La agenda y la ciudadanía no han sido indumentaria tradicional de género para las mujeres. Por el contrario, la práctica de agendar es subsidiaria al reconocimiento de la otra y la ciudadanía implica la pertenencia. Más aún, como lo explica tan bien Celia Amorós,1 el pacto entre los hombres que se reconocen interlocutores y sujetos políticos ha implicado la exclusión de las mujeres, y su agenda incluye cómo organizar el mundo, definir hacia dónde vamos y otras delicadezas, así como las formas sutiles y perversas de mantener a las mujeres quietecitas.

Por eso, para pactar, es preciso reconocer que la cultura femenina tradicional vigente entre nosotras, no incluye conocimientos, habilidades y destrezas para agendar ni pactar. Que muchas aprendemos en el estilo masculino y patriarcal para luego desaprenderlo al sentir cuán contradictorio es conducirnos así entre nosotras, lo estéril de ese proceder y la necesidad de construir la alianza entre las mujeres desde una posición política de género.

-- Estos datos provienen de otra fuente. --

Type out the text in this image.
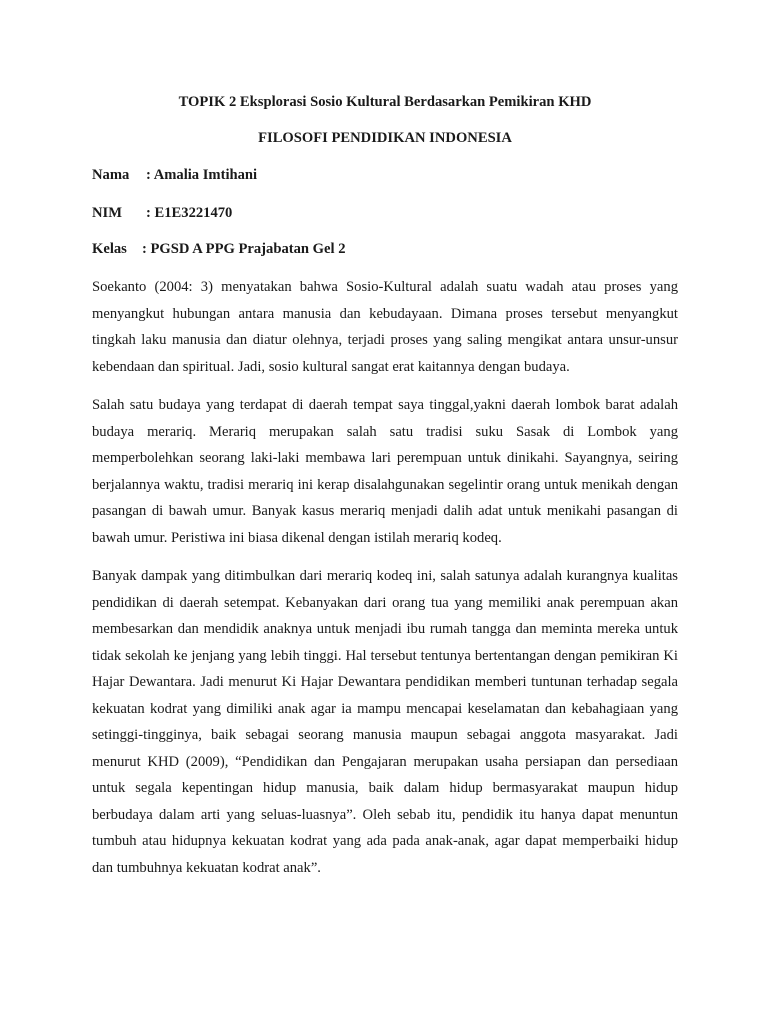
TOPIK 2 Eksplorasi Sosio Kultural Berdasarkan Pemikiran KHD
FILOSOFI PENDIDIKAN INDONESIA
Nama : Amalia Imtihani
NIM : E1E3221470
Kelas : PGSD A PPG Prajabatan Gel 2

Soekanto (2004: 3) menyatakan bahwa Sosio-Kultural adalah suatu wadah atau proses yang menyangkut hubungan antara manusia dan kebudayaan. Dimana proses tersebut menyangkut tingkah laku manusia dan diatur olehnya, terjadi proses yang saling mengikat antara unsur-unsur kebendaan dan spiritual. Jadi, sosio kultural sangat erat kaitannya dengan budaya.

Salah satu budaya yang terdapat di daerah tempat saya tinggal,yakni daerah lombok barat adalah budaya merariq. Merariq merupakan salah satu tradisi suku Sasak di Lombok yang memperbolehkan seorang laki-laki membawa lari perempuan untuk dinikahi. Sayangnya, seiring berjalannya waktu, tradisi merariq ini kerap disalahgunakan segelintir orang untuk menikah dengan pasangan di bawah umur. Banyak kasus merariq menjadi dalih adat untuk menikahi pasangan di bawah umur. Peristiwa ini biasa dikenal dengan istilah merariq kodeq.

Banyak dampak yang ditimbulkan dari merariq kodeq ini, salah satunya adalah kurangnya kualitas pendidikan di daerah setempat. Kebanyakan dari orang tua yang memiliki anak perempuan akan membesarkan dan mendidik anaknya untuk menjadi ibu rumah tangga dan meminta mereka untuk tidak sekolah ke jenjang yang lebih tinggi. Hal tersebut tentunya bertentangan dengan pemikiran Ki Hajar Dewantara. Jadi menurut Ki Hajar Dewantara pendidikan memberi tuntunan terhadap segala kekuatan kodrat yang dimiliki anak agar ia mampu mencapai keselamatan dan kebahagiaan yang setinggi-tingginya, baik sebagai seorang manusia maupun sebagai anggota masyarakat. Jadi menurut KHD (2009), “Pendidikan dan Pengajaran merupakan usaha persiapan dan persediaan untuk segala kepentingan hidup manusia, baik dalam hidup bermasyarakat maupun hidup berbudaya dalam arti yang seluas-luasnya”. Oleh sebab itu, pendidik itu hanya dapat menuntun tumbuh atau hidupnya kekuatan kodrat yang ada pada anak-anak, agar dapat memperbaiki hidup dan tumbuhnya kekuatan kodrat anak”.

Para desmontar esa estética y esa política hemos usado habilidades experiencias generadas en la cultura femenina del apoyo cuerpo a cuerpo y subjetividad a subjetividad personal entre mujeres. Ha sido un recurso metodológico para realizar la crítica deconstructiva de la agenda y los pactos a la usanza masculina, las formas excluyentes, sectarias, supremacistas y violentas de enfrentar la disidencia y los conflictos. Sólo arraigadas en ese saber solidario podemos remontar la prohibición patriarcal al pacto entre mujeres o, lo que es lo mismo, a la política entre mujeres y desmontar la cultura misógina que nos configura.

La sororidad emerge como alternativa a la política que impide a las mujeres la identificación positiva de género, el reconocimiento, la agregación en sintonía y la alianza.